Many have documented friends, family or themselves trying Enchroma glasses for the first time, giving the world some perspective on how colorblindness affects lives.
Some of these touching videos are available on Enchroma's Youtube page.
Valrico resident Bryan Schneider spoke with FOX 13 about how color deficiency impacts his life working with computers.
Schneider works with tiny, multi-colored wires every day. He said red, orange and green wires blend together. To make sure his wiring was right, he used a special meter, but now he wears Enchroma glasses instead.
"You're always asking, 'what color is this? What color is that?'" he explained. "Now I can actually see that this is brown, this is orange, this is green," he said, pointing to the different color wires.
Schneider said he is literally like a kid in a candy store.
“The candy display with all the M&M's and the Skittles and everything else. It was like 'whoa! Look at all the colors!'" he said.

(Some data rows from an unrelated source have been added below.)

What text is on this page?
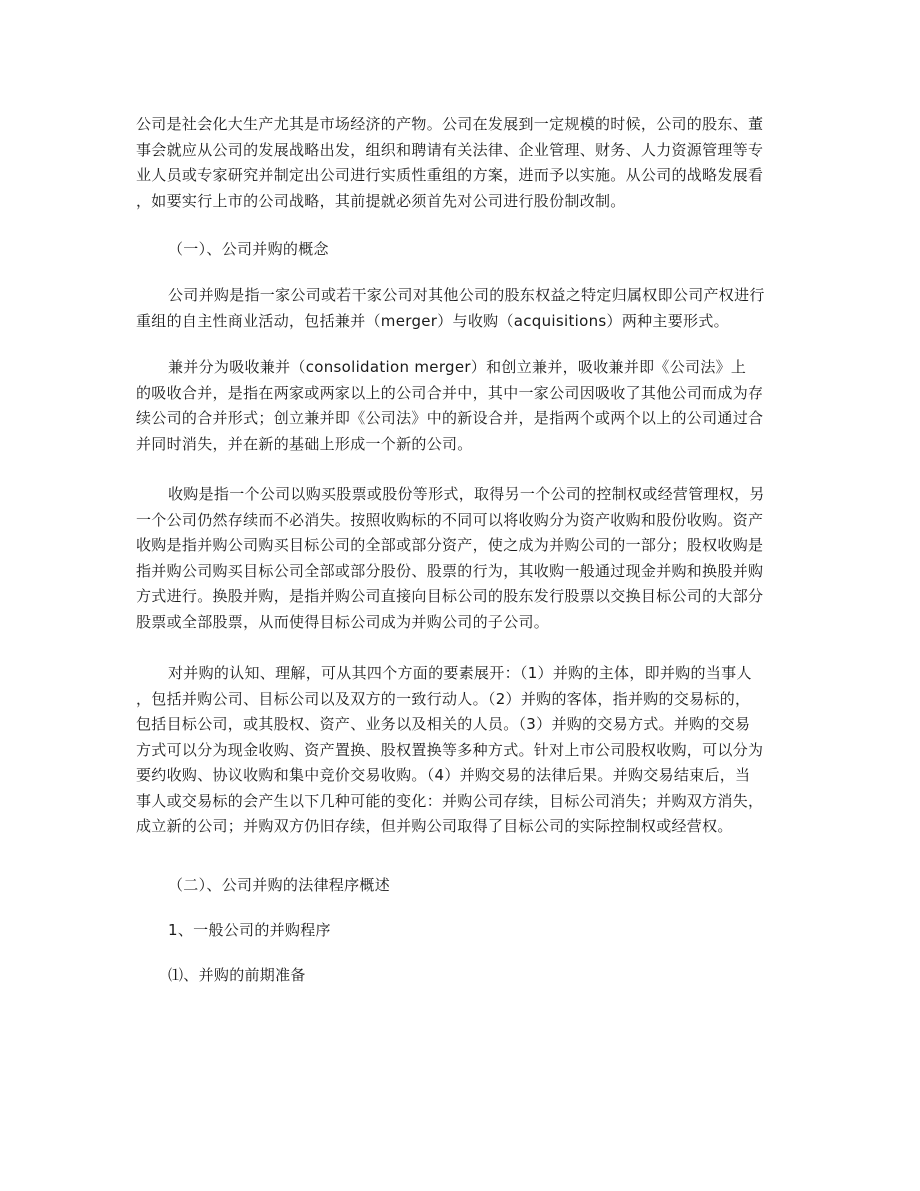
公司是社会化大生产尤其是市场经济的产物。公司在发展到一定规模的时候，公司的股东、董
事会就应从公司的发展战略出发，组织和聘请有关法律、企业管理、财务、人力资源管理等专
业人员或专家研究并制定出公司进行实质性重组的方案，进而予以实施。从公司的战略发展看
，如要实行上市的公司战略，其前提就必须首先对公司进行股份制改制。
（一）、公司并购的概念
公司并购是指一家公司或若干家公司对其他公司的股东权益之特定归属权即公司产权进行
重组的自主性商业活动，包括兼并（merger）与收购（acquisitions）两种主要形式。
兼并分为吸收兼并（consolidation merger）和创立兼并，吸收兼并即《公司法》上
的吸收合并，是指在两家或两家以上的公司合并中，其中一家公司因吸收了其他公司而成为存
续公司的合并形式；创立兼并即《公司法》中的新设合并，是指两个或两个以上的公司通过合
并同时消失，并在新的基础上形成一个新的公司。
收购是指一个公司以购买股票或股份等形式，取得另一个公司的控制权或经营管理权，另
一个公司仍然存续而不必消失。按照收购标的不同可以将收购分为资产收购和股份收购。资产
收购是指并购公司购买目标公司的全部或部分资产，使之成为并购公司的一部分；股权收购是
指并购公司购买目标公司全部或部分股份、股票的行为，其收购一般通过现金并购和换股并购
方式进行。换股并购，是指并购公司直接向目标公司的股东发行股票以交换目标公司的大部分
股票或全部股票，从而使得目标公司成为并购公司的子公司。
对并购的认知、理解，可从其四个方面的要素展开：（1）并购的主体，即并购的当事人
，包括并购公司、目标公司以及双方的一致行动人。（2）并购的客体，指并购的交易标的，
包括目标公司，或其股权、资产、业务以及相关的人员。（3）并购的交易方式。并购的交易
方式可以分为现金收购、资产置换、股权置换等多种方式。针对上市公司股权收购，可以分为
要约收购、协议收购和集中竞价交易收购。（4）并购交易的法律后果。并购交易结束后，当
事人或交易标的会产生以下几种可能的变化：并购公司存续，目标公司消失；并购双方消失，
成立新的公司；并购双方仍旧存续，但并购公司取得了目标公司的实际控制权或经营权。
（二）、公司并购的法律程序概述
1、一般公司的并购程序
⑴、并购的前期准备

While Enchroma glasses might seem magical, the inventor behind them, Dr. Don McPherson said the magic was an accident - and the explanation is pure science.
He said the glasses were originally made to protect surgeons’ eyes from laser lights, by blocking harmful laser rays while enhancing vision. However, discovering what else they could do was purely accidental.
It happened at a Frisbee competition, when a color blind friend borrowed his glasses and saw something he'd never seen before.
"He said dude, I can see the cones! He was referring to the fluorescent orange field markers," he explained.
The cells in color blind people are in the wrong place and the signal to the brain that perceives colors overlaps. It turns out, the same wavelength blocked out to protect eyes from lasers also helps the brain separate out the color.
Color deficiencies vary, so Dr. McPherson said the effect of the glasses will too. The glasses cost anywhere from $250 for children to $350 for adults.
Dr McPherson is pushing to get insurance coverage - focusing on children because it can affect their learning.
Only 11 states require testing for color deficiencies. Florida is not one of them.